Note that in every one of the cases above, the latitude-plus-15° curves offered the lowest overbuild factor once into the range above 80% reliability. Over-tilting the panels pays off in the dismal parts of the year. Also, the dots based on the minimum reported month generally land in the 90–95% range.
Seven down, 232 to go! Or why don’t I just put it into map form and hit everything with one swat?
Again using the annual average yield as the baseline, by what factor must we overbuild a system to get 90% or 95% coverage on a monthly basis? The map below shows the situation.
Less colorful than its cousins, each circle is area-scaled to represent an overbuild factor (legend appears in the Gulf of Mexico). For many sites, the two circles are indistinguishable. This suggests that 100% reliability is not far behind. But things go a little berserk in Alaska.
Let’s fold into this the differing annual yields as a function of location.

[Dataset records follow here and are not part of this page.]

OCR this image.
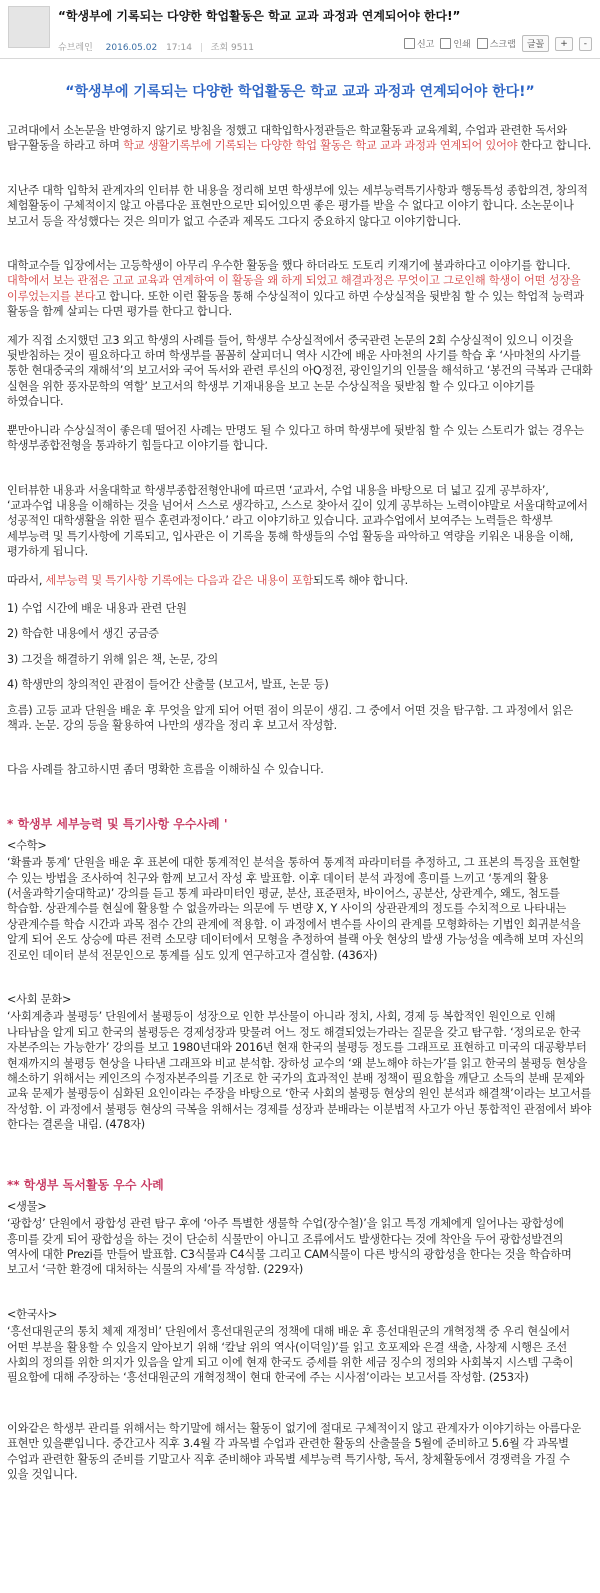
“학생부에 기록되는 다양한 학업활동은 학교 교과 과정과 연계되어야 한다!”
슈브레인 2016.05.02 17:14 | 조회 9511	신고 인쇄 스크랩	글꼴	+	-
“학생부에 기록되는 다양한 학업활동은 학교 교과 과정과 연계되어야 한다!”

고려대에서 소논문을 반영하지 않기로 방침을 정했고 대학입학사정관들은 학교활동과 교육계획, 수업과 관련한 독서와 탐구활동을 하라고 하며 학교 생활기록부에 기록되는 다양한 학업 활동은 학교 교과 과정과 연계되어 있어야 한다고 합니다.

지난주 대학 입학처 관계자의 인터뷰 한 내용을 정리해 보면 학생부에 있는 세부능력특기사항과 행동특성 종합의견, 창의적 체험활동이 구체적이지 않고 아름다운 표현만으로만 되어있으면 좋은 평가를 받을 수 없다고 이야기 합니다. 소논문이나 보고서 등을 작성했다는 것은 의미가 없고 수준과 제목도 그다지 중요하지 않다고 이야기합니다.

대학교수들 입장에서는 고등학생이 아무리 우수한 활동을 했다 하더라도 도토리 키재기에 불과하다고 이야기를 합니다. 대학에서 보는 관점은 고교 교육과 연계하여 이 활동을 왜 하게 되었고 해결과정은 무엇이고 그로인해 학생이 어떤 성장을 이루었는지를 본다고 합니다. 또한 이런 활동을 통해 수상실적이 있다고 하면 수상실적을 뒷받침 할 수 있는 학업적 능력과 활동을 함께 살피는 다면 평가를 한다고 합니다.

제가 직접 소지했던 고3 외고 학생의 사례를 들어, 학생부 수상실적에서 중국관련 논문의 2회 수상실적이 있으니 이것을 뒷받침하는 것이 필요하다고 하며 학생부를 꼼꼼히 살피더니 역사 시간에 배운 사마천의 사기를 학습 후 ‘사마천의 사기를 통한 현대중국의 재해석’의 보고서와 국어 독서와 관련 루신의 아Q정전, 광인일기의 인물을 해석하고 ‘봉건의 극복과 근대화 실현을 위한 풍자문학의 역할’ 보고서의 학생부 기재내용을 보고 논문 수상실적을 뒷받침 할 수 있다고 이야기를 하였습니다.

뿐만아니라 수상실적이 좋은데 떨어진 사례는 만명도 될 수 있다고 하며 학생부에 뒷받침 할 수 있는 스토리가 없는 경우는 학생부종합전형을 통과하기 힘들다고 이야기를 합니다.

인터뷰한 내용과 서울대학교 학생부종합전형안내에 따르면 ‘교과서, 수업 내용을 바탕으로 더 넓고 깊게 공부하자’, ‘교과수업 내용을 이해하는 것을 넘어서 스스로 생각하고, 스스로 찾아서 깊이 있게 공부하는 노력이야말로 서울대학교에서 성공적인 대학생활을 위한 필수 훈련과정이다.’ 라고 이야기하고 있습니다. 교과수업에서 보여주는 노력들은 학생부 세부능력 및 특기사항에 기록되고, 입사관은 이 기록을 통해 학생들의 수업 활동을 파악하고 역량을 키워온 내용을 이해, 평가하게 됩니다.

따라서, 세부능력 및 특기사항 기록에는 다음과 같은 내용이 포함되도록 해야 합니다.

1) 수업 시간에 배운 내용과 관련 단원

2) 학습한 내용에서 생긴 궁금증

3) 그것을 해결하기 위해 읽은 책, 논문, 강의

4) 학생만의 창의적인 관점이 들어간 산출물 (보고서, 발표, 논문 등)

흐름) 고등 교과 단원을 배운 후 무엇을 알게 되어 어떤 점이 의문이 생김. 그 중에서 어떤 것을 탐구함. 그 과정에서 읽은 책과. 논문. 강의 등을 활용하여 나만의 생각을 정리 후 보고서 작성함.

다음 사례를 참고하시면 좀더 명확한 흐름을 이해하실 수 있습니다.

* 학생부 세부능력 및 특기사항 우수사례 '

<수학>

‘확률과 통계’ 단원을 배운 후 표본에 대한 통계적인 분석을 통하여 통계적 파라미터를 추정하고, 그 표본의 특징을 표현할 수 있는 방법을 조사하여 친구와 함께 보고서 작성 후 발표함. 이후 데이터 분석 과정에 흥미를 느끼고 ‘통계의 활용(서울과학기술대학교)’ 강의를 듣고 통계 파라미터인 평균, 분산, 표준편차, 바이어스, 공분산, 상관계수, 왜도, 첨도를 학습함. 상관계수를 현실에 활용할 수 없을까라는 의문에 두 변량 X, Y 사이의 상관관계의 정도를 수치적으로 나타내는 상관계수를 학습 시간과 과목 점수 간의 관계에 적용함. 이 과정에서 변수를 사이의 관계를 모형화하는 기법인 회귀분석을 알게 되어 온도 상승에 따른 전력 소모량 데이터에서 모형을 추정하여 블랙 아웃 현상의 발생 가능성을 예측해 보며 자신의 진로인 데이터 분석 전문인으로 통계를 심도 있게 연구하고자 결심함. (436자)

<사회 문화>

‘사회계층과 불평등’ 단원에서 불평등이 성장으로 인한 부산물이 아니라 정치, 사회, 경제 등 복합적인 원인으로 인해 나타남을 알게 되고 한국의 불평등은 경제성장과 맞물려 어느 정도 해결되었는가라는 질문을 갖고 탐구함. ‘정의로운 한국 자본주의는 가능한가’ 강의를 보고 1980년대와 2016년 현재 한국의 불평등 정도를 그래프로 표현하고 미국의 대공황부터 현재까지의 불평등 현상을 나타낸 그래프와 비교 분석함. 장하성 교수의 ‘왜 분노해야 하는가’를 읽고 한국의 불평등 현상을 해소하기 위해서는 케인즈의 수정자본주의를 기조로 한 국가의 효과적인 분배 정책이 필요함을 깨닫고 소득의 분배 문제와 교육 문제가 불평등이 심화된 요인이라는 주장을 바탕으로 ‘한국 사회의 불평등 현상의 원인 분석과 해결책’이라는 보고서를 작성함. 이 과정에서 불평등 현상의 극복을 위해서는 경제를 성장과 분배라는 이분법적 사고가 아닌 통합적인 관점에서 봐야 한다는 결론을 내림. (478자)

** 학생부 독서활동 우수 사례

<생물>

‘광합성’ 단원에서 광합성 관련 탐구 후에 ‘아주 특별한 생물학 수업(장수철)’을 읽고 특정 개체에게 일어나는 광합성에 흥미를 갖게 되어 광합성을 하는 것이 단순히 식물만이 아니고 조류에서도 발생한다는 것에 착안을 두어 광합성발견의 역사에 대한 Prezi를 만들어 발표함. C3식물과 C4식물 그리고 CAM식물이 다른 방식의 광합성을 한다는 것을 학습하며 보고서 ‘극한 환경에 대처하는 식물의 자세’를 작성함. (229자)

<한국사>

‘흥선대원군의 통치 체제 재정비’ 단원에서 흥선대원군의 정책에 대해 배운 후 흥선대원군의 개혁정책 중 우리 현실에서 어떤 부분을 활용할 수 있을지 알아보기 위해 ‘칼날 위의 역사(이덕일)’를 읽고 호포제와 은결 색출, 사창제 시행은 조선 사회의 정의를 위한 의지가 있음을 알게 되고 이에 현재 한국도 증세를 위한 세금 징수의 정의와 사회복지 시스템 구축이 필요함에 대해 주장하는 ‘흥선대원군의 개혁정책이 현대 한국에 주는 시사점’이라는 보고서를 작성함. (253자)

이와같은 학생부 관리를 위해서는 학기말에 해서는 활동이 없기에 절대로 구체적이지 않고 관계자가 이야기하는 아름다운 표현만 있을뿐입니다. 중간고사 직후 3.4월 각 과목별 수업과 관련한 활동의 산출물을 5월에 준비하고 5.6월 각 과목별 수업과 관련한 활동의 준비를 기말고사 직후 준비해야 과목별 세부능력 특기사항, 독서, 창체활동에서 경쟁력을 가질 수 있을 것입니다.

What size array would you need to install to meet the same energy delivery requirement 90% and 95% of the time?
Again, the area of the circles scale with the size of the array needed. Now you see Alaskan winters taking their toll on year-round reliable performance. Too bad that off-grid is so Alaska—but at least northern Alaska isn’t having it.
Why did I stop short and satisfy myself with a mere 90–95% reliability? Well, the shallow slopes of the curves at the high end offer a hint. Filling in that last gap in reliability costs dearly in system size. My PV system at home keeps the batteries up to snuff about this fraction of the time. In dark times, I fall back on utility power. But what if I couldn’t do this?
It is a recent phenomenon that people live their lives not adapting to the whims of nature. Many of us run numerous aspects of our lives on a rigid schedule in disregard of the weather, the season, etc. We expect energy to be available 100% of the time and take it for granted. It was not always so, and it need not be true in the future. When energy runs a little short, it’s actually not that hard to modify behaviors to get through the crunch. Absolute rigidity and a 100% reliability requirement can push a stand-alone PV system into ridiculous proportions.
So relax. During a shortage, read a book by LED light rather than watching TV. Turn off the fridge (winter is the tough time, anyway) and store food outside or in a cooler garage. Cope. If only 5% of your time is spent in modified mode, how bad is this, really? The variety, challenge, and awareness of one’s resources can easily make it worthwhile. And a period of relative abundance is around the corner to make up for the shortfall. Just learn to ebb and flow, and you’ll feel more connected to the world as a result.